One of the top read articles on StorageSwiss is, “What is a Storage Controller?“. As we discussed in that article, a storage controller is the compute power in a storage system and is responsible for delivering basic functions like concatenating disks into volumes, RAID data protection and moving data through the system. Storage controller technology has to evolve because of increased storage performance and capacity demands, as well as budget realities. Easy access to compute power is driving that evolution and as a result, we believe 2014 will be a significant year of change in storage controller technology. In this article we will give you an overview of what to expect.
Legacy Storage Controllers
Traditionally, storage controller technology was delivered as a dedicated part of the storage system with dual controller architectures being the most common.
When both controllers are active, they can split the I/O workload and data service functions between them. If one of the controllers fails, the other can take over and do double duty until the failed controller is replaced. The dual controller architecture is often called a scale up architecture; since all the performance capabilities of the system are delivered up front. The only upgrade to the system is done by adding capacity in the form of expansion shelves. Typically, when the system reaches maximum capacity the controller pair must be upgraded or replaced.

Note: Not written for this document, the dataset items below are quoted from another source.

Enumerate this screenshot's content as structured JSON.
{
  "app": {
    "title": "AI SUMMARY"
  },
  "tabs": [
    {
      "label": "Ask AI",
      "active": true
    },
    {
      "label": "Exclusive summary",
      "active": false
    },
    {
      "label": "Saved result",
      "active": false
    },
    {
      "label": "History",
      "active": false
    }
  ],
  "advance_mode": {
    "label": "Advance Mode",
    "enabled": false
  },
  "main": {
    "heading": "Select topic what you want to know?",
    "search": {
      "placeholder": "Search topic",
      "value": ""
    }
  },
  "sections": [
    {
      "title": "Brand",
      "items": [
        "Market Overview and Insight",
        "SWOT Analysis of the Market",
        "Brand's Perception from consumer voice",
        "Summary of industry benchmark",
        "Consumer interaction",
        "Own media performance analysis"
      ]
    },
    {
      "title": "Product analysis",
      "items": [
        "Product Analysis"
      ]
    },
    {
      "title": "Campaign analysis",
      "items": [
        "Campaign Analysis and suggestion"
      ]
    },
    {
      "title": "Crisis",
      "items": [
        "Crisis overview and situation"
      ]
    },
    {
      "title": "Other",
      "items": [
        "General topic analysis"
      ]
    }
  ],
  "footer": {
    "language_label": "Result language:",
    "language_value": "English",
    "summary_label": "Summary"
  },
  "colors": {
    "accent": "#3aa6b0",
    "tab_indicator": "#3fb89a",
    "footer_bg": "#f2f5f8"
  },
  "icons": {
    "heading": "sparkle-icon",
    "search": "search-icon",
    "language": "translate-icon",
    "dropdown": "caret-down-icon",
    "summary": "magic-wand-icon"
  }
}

Storage Controller Challenges
Traditional controller architectures are facing three challenges in the modern data center that are causing suppliers to create alternative methods of implementing them. First, the performance demands of the attaching servers, often loaded with virtual machines, has increased. The movement of that I/O through the system puts a greater strain on the storage controller. Secondly, the media that is responding to this I/O is increasingly flash-based. This means there is less latency within the storage infrastructure that a slower processor could use as time to “catch up”. Third, there is as an increasingly advanced set of data services like thin provisioning, snapshots and most recently, automated tiering or caching. These advanced services need more compute horsepower.
As a result, storage system vendors needed to design new architectures, or at least update old ones, to overcome these three challenges. The most common architectural change was to tweak the scale up model so that the controller software could take advantage of multi-core processors. In addition, many vendors have developed scale out storage designs that deliver the storage controller function and capacity across many nodes. Scale up and scale out storage systems have their own unique advantages, as we covered in our recent columns comparing the two, but in 2014 IT planners will have another set of controller options to consider.
The first big change that storage administrators will see in 2014 is the virtualization of storage controller functionality; otherwise called, “software defined”. In reality, all storage functions are essentially software based, but in the past the storage software and storage hardware were inextricably tied together. When buying a legacy scale up or scale out storage system, you must buy the storage hardware and storage software from the same vendor. The result is that in most cases you end up paying more for the hardware than you should but you get a turnkey system guaranteed to work together.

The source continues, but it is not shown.